In my junior year of college, I interned at Carson, Pirie, Scott in Chicago as an executive trainee, getting credit at college. I worked in the men’s department as an assistant department manager. A collateral job at Carsons was modeling men’s wear during noontime fashion shows. That led to other modeling jobs on TV and a gig at the International Boat Show in the newly opened McCormack Place. My picture appeared in the Chicago Tribune surrounded by professional women models in bathing suits.
My best job ever was as a pilot in the U.S. Navy. I was stationed in Maine and deployed to Iceland, Newfoundland, Spain, Sicily, Bermuda, and operated out of Key West during the Cuban Missile Crisis.
After the Navy, I became a life insurance salesman. That’s when I discovered I wasn’t the best salesman in the world. I was too thin skinned and couldn’t handle rejection. “Boo-hoo, why don’t you want to buy my policy?” The best part of that job was working for Jim Longley, the General Agent of our insurance agency. Jim was incredible—the most inspiring, impressive man I even met. Later, Longley became governor of the state of Maine.
I had a thirty-year career in an electrical wholesaling company, Kirby Risk Supply Co. My assignments over those years included warehouse worker, counter salesman, outside salesman, branch manager, district manager, vice-president, member of the board of directors, and became responsible for directing our strategic planning effort and writing and publishing a weekly newsletter. I hired hundreds of employees over the years, one of them, Michele, became my wife.
During those Kirby Risk years, I used my commercial pilot’s license to fly other managers and executives to out-of-town meetings and was once hired by National Geographic to fly one of its photographers over our town to take aerial photos for an article it was writing. I didn’t know when I agreed to that I would be expected to take the side door off my airplane.
I have also written and published magazine articles and three books. One of my favorite activities is public speaking to service clubs, library groups, and military organizations. Although speaking wages usually amounted to nothing more than a gift coffee mug, a framed certificate of appreciation, or a free meal, I did have one engagement in Boston that included airfare, hotel and travel benefits. My presentations have been about genealogy research, motorcycling adventures, sailing experiences, running achievements, and aviation exploits.

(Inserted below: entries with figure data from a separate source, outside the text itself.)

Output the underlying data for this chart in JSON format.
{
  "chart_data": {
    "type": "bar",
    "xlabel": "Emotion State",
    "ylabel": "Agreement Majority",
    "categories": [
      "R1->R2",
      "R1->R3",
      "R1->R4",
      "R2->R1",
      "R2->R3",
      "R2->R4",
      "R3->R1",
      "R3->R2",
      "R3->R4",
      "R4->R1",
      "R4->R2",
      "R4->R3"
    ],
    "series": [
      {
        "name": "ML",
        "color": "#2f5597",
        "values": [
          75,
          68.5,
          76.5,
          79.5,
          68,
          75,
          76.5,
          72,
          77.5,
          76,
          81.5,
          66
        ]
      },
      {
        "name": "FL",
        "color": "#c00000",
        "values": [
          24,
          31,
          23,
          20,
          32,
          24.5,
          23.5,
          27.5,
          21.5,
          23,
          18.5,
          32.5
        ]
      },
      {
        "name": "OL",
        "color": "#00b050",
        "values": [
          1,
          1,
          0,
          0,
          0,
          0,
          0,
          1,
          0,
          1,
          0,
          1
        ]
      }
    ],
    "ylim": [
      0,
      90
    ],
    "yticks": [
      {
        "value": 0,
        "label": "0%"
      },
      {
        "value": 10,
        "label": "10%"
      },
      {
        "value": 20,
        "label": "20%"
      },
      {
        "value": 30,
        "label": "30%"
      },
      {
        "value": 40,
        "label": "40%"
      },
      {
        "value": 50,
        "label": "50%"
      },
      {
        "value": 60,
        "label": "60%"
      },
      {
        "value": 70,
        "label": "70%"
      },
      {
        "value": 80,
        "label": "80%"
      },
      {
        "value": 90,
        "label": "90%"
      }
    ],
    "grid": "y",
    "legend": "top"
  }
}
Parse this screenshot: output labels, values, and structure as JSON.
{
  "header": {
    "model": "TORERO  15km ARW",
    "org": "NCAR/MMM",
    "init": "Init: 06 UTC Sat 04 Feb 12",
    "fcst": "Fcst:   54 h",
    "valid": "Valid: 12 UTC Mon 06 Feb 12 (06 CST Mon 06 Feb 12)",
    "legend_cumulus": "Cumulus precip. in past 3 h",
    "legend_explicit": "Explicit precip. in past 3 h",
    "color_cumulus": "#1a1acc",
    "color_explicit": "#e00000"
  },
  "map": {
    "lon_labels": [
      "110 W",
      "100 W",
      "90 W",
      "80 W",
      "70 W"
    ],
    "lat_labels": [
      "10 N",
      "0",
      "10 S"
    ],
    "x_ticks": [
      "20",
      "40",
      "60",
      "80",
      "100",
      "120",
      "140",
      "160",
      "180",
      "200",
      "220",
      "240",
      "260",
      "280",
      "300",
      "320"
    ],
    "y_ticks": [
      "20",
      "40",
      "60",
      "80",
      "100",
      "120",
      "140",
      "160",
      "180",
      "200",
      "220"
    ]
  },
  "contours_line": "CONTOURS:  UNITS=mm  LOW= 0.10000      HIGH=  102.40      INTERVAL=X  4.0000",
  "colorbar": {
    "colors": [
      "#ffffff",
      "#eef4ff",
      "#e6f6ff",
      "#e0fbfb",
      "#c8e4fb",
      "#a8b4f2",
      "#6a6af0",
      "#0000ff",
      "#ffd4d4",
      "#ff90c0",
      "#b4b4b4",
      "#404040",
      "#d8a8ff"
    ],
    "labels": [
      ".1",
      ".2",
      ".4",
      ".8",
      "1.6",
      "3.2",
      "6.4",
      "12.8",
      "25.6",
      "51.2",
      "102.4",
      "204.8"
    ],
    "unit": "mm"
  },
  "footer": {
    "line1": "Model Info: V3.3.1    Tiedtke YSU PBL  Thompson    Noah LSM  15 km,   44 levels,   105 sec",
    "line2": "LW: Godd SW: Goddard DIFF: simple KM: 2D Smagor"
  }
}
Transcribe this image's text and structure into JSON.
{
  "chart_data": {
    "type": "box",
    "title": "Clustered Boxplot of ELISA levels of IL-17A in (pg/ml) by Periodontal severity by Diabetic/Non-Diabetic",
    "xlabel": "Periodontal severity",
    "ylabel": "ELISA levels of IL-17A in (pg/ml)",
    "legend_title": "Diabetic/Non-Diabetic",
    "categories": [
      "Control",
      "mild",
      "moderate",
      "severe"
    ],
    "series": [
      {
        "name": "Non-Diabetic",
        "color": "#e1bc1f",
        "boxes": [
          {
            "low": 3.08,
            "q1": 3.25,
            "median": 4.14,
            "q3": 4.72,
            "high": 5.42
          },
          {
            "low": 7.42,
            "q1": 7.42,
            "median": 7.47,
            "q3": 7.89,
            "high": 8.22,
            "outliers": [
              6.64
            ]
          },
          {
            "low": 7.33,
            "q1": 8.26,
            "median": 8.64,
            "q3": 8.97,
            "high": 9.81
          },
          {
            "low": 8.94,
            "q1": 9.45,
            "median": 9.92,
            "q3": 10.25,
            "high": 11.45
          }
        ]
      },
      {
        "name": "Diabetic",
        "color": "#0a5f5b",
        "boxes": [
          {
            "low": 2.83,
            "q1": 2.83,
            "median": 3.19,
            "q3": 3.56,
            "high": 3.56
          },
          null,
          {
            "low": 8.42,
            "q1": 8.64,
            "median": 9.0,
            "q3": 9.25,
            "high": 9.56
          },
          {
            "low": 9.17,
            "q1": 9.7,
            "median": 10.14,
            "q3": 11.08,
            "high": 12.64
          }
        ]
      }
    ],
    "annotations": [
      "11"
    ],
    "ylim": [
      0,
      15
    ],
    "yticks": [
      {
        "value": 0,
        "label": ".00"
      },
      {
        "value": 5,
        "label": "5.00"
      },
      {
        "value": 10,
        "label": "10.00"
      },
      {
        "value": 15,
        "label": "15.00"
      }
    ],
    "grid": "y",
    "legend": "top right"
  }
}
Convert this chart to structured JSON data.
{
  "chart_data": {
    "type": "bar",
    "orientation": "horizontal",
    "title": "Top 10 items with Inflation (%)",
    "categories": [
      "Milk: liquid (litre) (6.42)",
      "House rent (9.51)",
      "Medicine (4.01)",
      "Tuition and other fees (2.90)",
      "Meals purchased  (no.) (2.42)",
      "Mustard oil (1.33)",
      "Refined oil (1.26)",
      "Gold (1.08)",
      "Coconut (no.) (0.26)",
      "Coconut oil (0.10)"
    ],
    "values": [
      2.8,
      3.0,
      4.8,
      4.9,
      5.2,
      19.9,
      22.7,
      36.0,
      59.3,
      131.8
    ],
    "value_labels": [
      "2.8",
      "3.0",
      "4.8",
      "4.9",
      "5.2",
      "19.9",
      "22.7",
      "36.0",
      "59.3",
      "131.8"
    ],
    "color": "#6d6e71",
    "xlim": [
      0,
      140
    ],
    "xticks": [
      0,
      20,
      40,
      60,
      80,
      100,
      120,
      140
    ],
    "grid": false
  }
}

The least favorite job during all those years was the factory timekeeper job. Boring! There were several favorites. My service in the Navy tops the list. The 30-year wholesaling career included numerous highlights. And writing and speaking opportunities have brought many post-retirement satisfactions.
I bet a number of my readers have had equally unique and interesting jobs. I’d like to hear about them. That might make an interesting follow-up blog article.